Ia meminta, MK tak menjadi pihak yang memberangus hak rakyat. Jangan merusak konstutusi yang sudah disempurnakan melalui pengorbanan sejumlah pihak saat reformasi hingga berakibat hilangnya hak rakyat itu.
"Kami semua yang sepakat di delapan partai itu berlandaskan bahwa kita ini mengawal konstitusi, membela kepentingan rakyat, dan juga kita yakin bahwa apa yang kita perbuat merupakan yang terbaik," ujar Dave.
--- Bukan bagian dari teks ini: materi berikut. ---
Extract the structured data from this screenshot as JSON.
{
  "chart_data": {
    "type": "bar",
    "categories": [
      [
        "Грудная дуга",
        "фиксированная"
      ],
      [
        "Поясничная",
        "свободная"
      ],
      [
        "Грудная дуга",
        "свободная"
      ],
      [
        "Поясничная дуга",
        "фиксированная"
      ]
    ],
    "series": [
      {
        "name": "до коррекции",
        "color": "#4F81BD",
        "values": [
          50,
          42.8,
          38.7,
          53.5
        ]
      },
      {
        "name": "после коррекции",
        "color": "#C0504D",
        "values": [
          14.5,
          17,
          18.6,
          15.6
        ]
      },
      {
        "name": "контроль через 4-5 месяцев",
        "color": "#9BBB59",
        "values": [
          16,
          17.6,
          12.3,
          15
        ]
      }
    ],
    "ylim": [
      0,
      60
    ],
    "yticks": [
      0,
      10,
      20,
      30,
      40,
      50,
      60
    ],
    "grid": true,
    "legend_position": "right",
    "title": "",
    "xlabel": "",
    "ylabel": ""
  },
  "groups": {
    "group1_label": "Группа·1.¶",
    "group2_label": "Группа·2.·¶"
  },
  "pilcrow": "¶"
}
Penolakan atas sistem proporsional tertutup dalam penyelenggaraan pemilu oleh KPU telah disuarakan oleh delapan fraksi dari 10 fraksi yang ada di DPR. Terkait hal itu, Ketua Komisi II Ahmad Doli Kurnia menyatakan suara DPR mengikuti suara mayoritas fraksi, menolak sistem proporsional tertutup tersebut.
Suara delapan fraksi di DPR RI tersebut disampaikan menindaklanjuti pernyataan para ketua umum dari delapan partai yang menolak sistem itu pada Ahad, 8 Januari 2023 lalu. Mereka para ketua umum dan perwakilan partai tegas menolak rencana pemilu kembali digelar dengan sistem proporsional tertutup.
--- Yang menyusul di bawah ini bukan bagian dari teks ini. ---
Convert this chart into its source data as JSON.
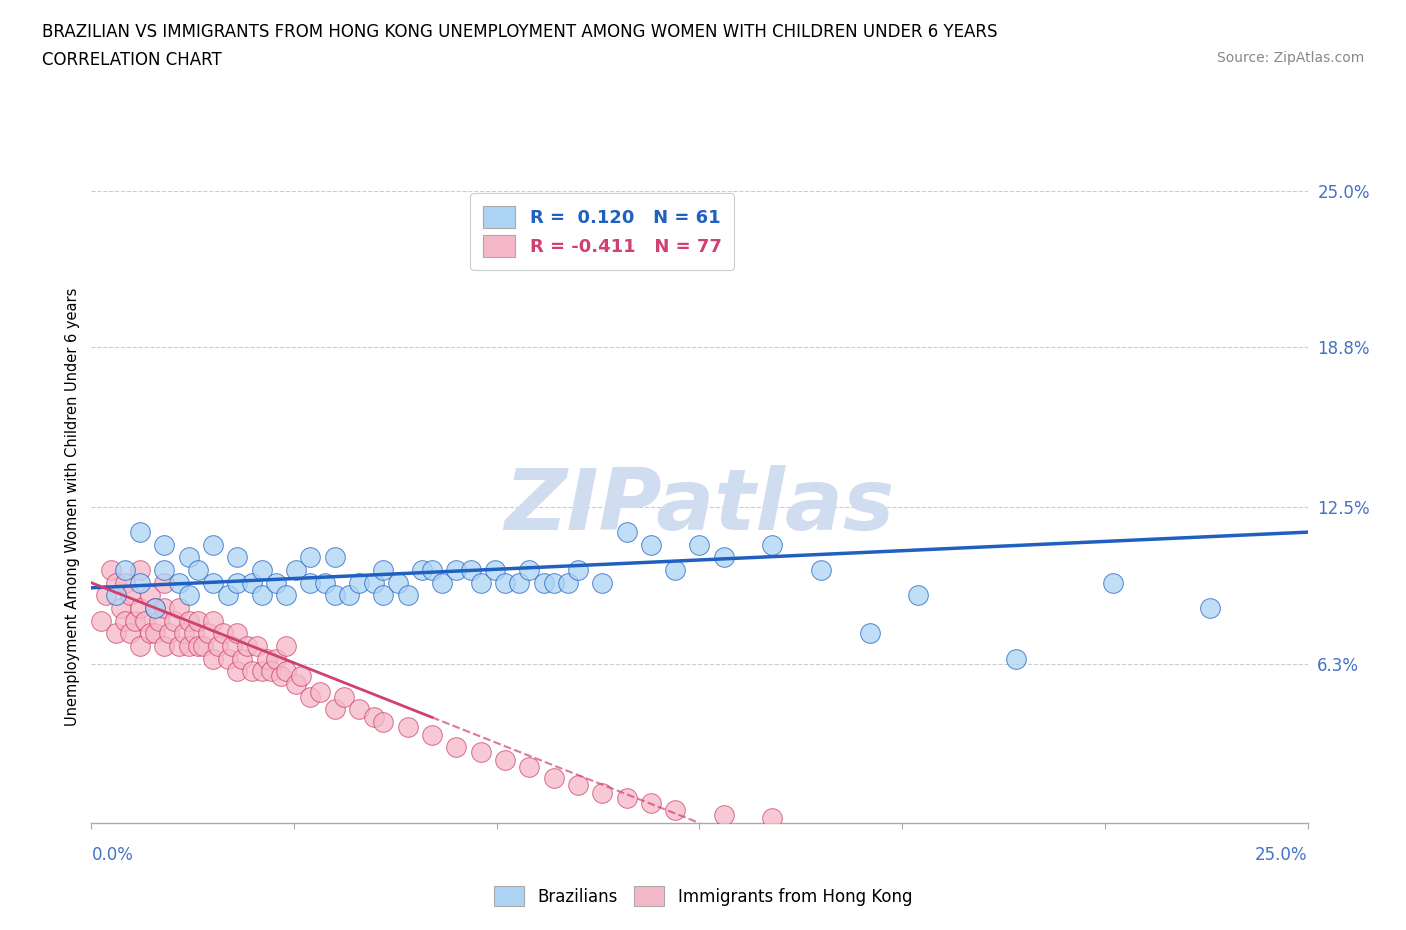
{
  "title_line1": "BRAZILIAN VS IMMIGRANTS FROM HONG KONG UNEMPLOYMENT AMONG WOMEN WITH CHILDREN UNDER 6 YEARS",
  "title_line2": "CORRELATION CHART",
  "source": "Source: ZipAtlas.com",
  "ylabel": "Unemployment Among Women with Children Under 6 years",
  "xmin": 0.0,
  "xmax": 0.25,
  "ymin": 0.0,
  "ymax": 0.25,
  "R_blue": 0.12,
  "N_blue": 61,
  "R_pink": -0.411,
  "N_pink": 77,
  "color_blue": "#ADD4F5",
  "color_pink": "#F5B8C8",
  "line_blue": "#2060C0",
  "line_pink": "#D04070",
  "watermark_color": "#D0DCF0",
  "title_fontsize": 12,
  "blue_x": [
    0.005,
    0.007,
    0.01,
    0.01,
    0.013,
    0.015,
    0.015,
    0.018,
    0.02,
    0.02,
    0.022,
    0.025,
    0.025,
    0.028,
    0.03,
    0.03,
    0.033,
    0.035,
    0.035,
    0.038,
    0.04,
    0.042,
    0.045,
    0.045,
    0.048,
    0.05,
    0.05,
    0.053,
    0.055,
    0.058,
    0.06,
    0.06,
    0.063,
    0.065,
    0.068,
    0.07,
    0.072,
    0.075,
    0.078,
    0.08,
    0.083,
    0.085,
    0.088,
    0.09,
    0.093,
    0.095,
    0.098,
    0.1,
    0.105,
    0.11,
    0.115,
    0.12,
    0.125,
    0.13,
    0.14,
    0.15,
    0.16,
    0.17,
    0.19,
    0.21,
    0.23
  ],
  "blue_y": [
    0.09,
    0.1,
    0.095,
    0.115,
    0.085,
    0.1,
    0.11,
    0.095,
    0.09,
    0.105,
    0.1,
    0.095,
    0.11,
    0.09,
    0.095,
    0.105,
    0.095,
    0.09,
    0.1,
    0.095,
    0.09,
    0.1,
    0.095,
    0.105,
    0.095,
    0.09,
    0.105,
    0.09,
    0.095,
    0.095,
    0.09,
    0.1,
    0.095,
    0.09,
    0.1,
    0.1,
    0.095,
    0.1,
    0.1,
    0.095,
    0.1,
    0.095,
    0.095,
    0.1,
    0.095,
    0.095,
    0.095,
    0.1,
    0.095,
    0.115,
    0.11,
    0.1,
    0.11,
    0.105,
    0.11,
    0.1,
    0.075,
    0.09,
    0.065,
    0.095,
    0.085
  ],
  "pink_x": [
    0.002,
    0.003,
    0.004,
    0.005,
    0.005,
    0.006,
    0.007,
    0.007,
    0.008,
    0.008,
    0.009,
    0.01,
    0.01,
    0.01,
    0.011,
    0.012,
    0.012,
    0.013,
    0.013,
    0.014,
    0.015,
    0.015,
    0.015,
    0.016,
    0.017,
    0.018,
    0.018,
    0.019,
    0.02,
    0.02,
    0.021,
    0.022,
    0.022,
    0.023,
    0.024,
    0.025,
    0.025,
    0.026,
    0.027,
    0.028,
    0.029,
    0.03,
    0.03,
    0.031,
    0.032,
    0.033,
    0.034,
    0.035,
    0.036,
    0.037,
    0.038,
    0.039,
    0.04,
    0.04,
    0.042,
    0.043,
    0.045,
    0.047,
    0.05,
    0.052,
    0.055,
    0.058,
    0.06,
    0.065,
    0.07,
    0.075,
    0.08,
    0.085,
    0.09,
    0.095,
    0.1,
    0.105,
    0.11,
    0.115,
    0.12,
    0.13,
    0.14
  ],
  "pink_y": [
    0.08,
    0.09,
    0.1,
    0.075,
    0.095,
    0.085,
    0.08,
    0.095,
    0.075,
    0.09,
    0.08,
    0.07,
    0.085,
    0.1,
    0.08,
    0.075,
    0.09,
    0.075,
    0.085,
    0.08,
    0.07,
    0.085,
    0.095,
    0.075,
    0.08,
    0.07,
    0.085,
    0.075,
    0.07,
    0.08,
    0.075,
    0.07,
    0.08,
    0.07,
    0.075,
    0.065,
    0.08,
    0.07,
    0.075,
    0.065,
    0.07,
    0.06,
    0.075,
    0.065,
    0.07,
    0.06,
    0.07,
    0.06,
    0.065,
    0.06,
    0.065,
    0.058,
    0.06,
    0.07,
    0.055,
    0.058,
    0.05,
    0.052,
    0.045,
    0.05,
    0.045,
    0.042,
    0.04,
    0.038,
    0.035,
    0.03,
    0.028,
    0.025,
    0.022,
    0.018,
    0.015,
    0.012,
    0.01,
    0.008,
    0.005,
    0.003,
    0.002
  ],
  "blue_line_start_x": 0.0,
  "blue_line_end_x": 0.25,
  "blue_line_start_y": 0.093,
  "blue_line_end_y": 0.115,
  "pink_line_start_x": 0.0,
  "pink_line_end_x": 0.125,
  "pink_line_start_y": 0.095,
  "pink_line_end_y": 0.0
}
Menanggapi itu, Ketua Komisi II DPR RI Ahmad Doli Kurnia Tandjung menegaskan delapan partai memiliki sikap bersama, yakni mempertahankan sistem pemilu proporsional terbuka. ”Disepakati bahwa suara dari delapan fraksi itu setuju tetap pada posisi menerapkan sistem proporsional terbuka pada pemilu tahun 2024," kata Ahmad Doli, Rabu (11/1/2023).
Selanjutnya, kedelapan fraksi ini diberikan arahan, khususnya di Komisi III menjadi tim kuasa hukum dari DPR setiap ada perkara di Mahkamah Konstitusi. Dimana Komisi III untuk menyepakati suara yang akan disampaikan menjadi penjelasan pada sidang-sidang di Mahkamah Konstitusi adalah suara DPR.
"Suara DPR mewakili suara mayoritas tetap mempertahankan proporsional terbuka,” jelas Ahmad Doli yang juga Wakil Ketua Umum DPP Partai Golkar ini.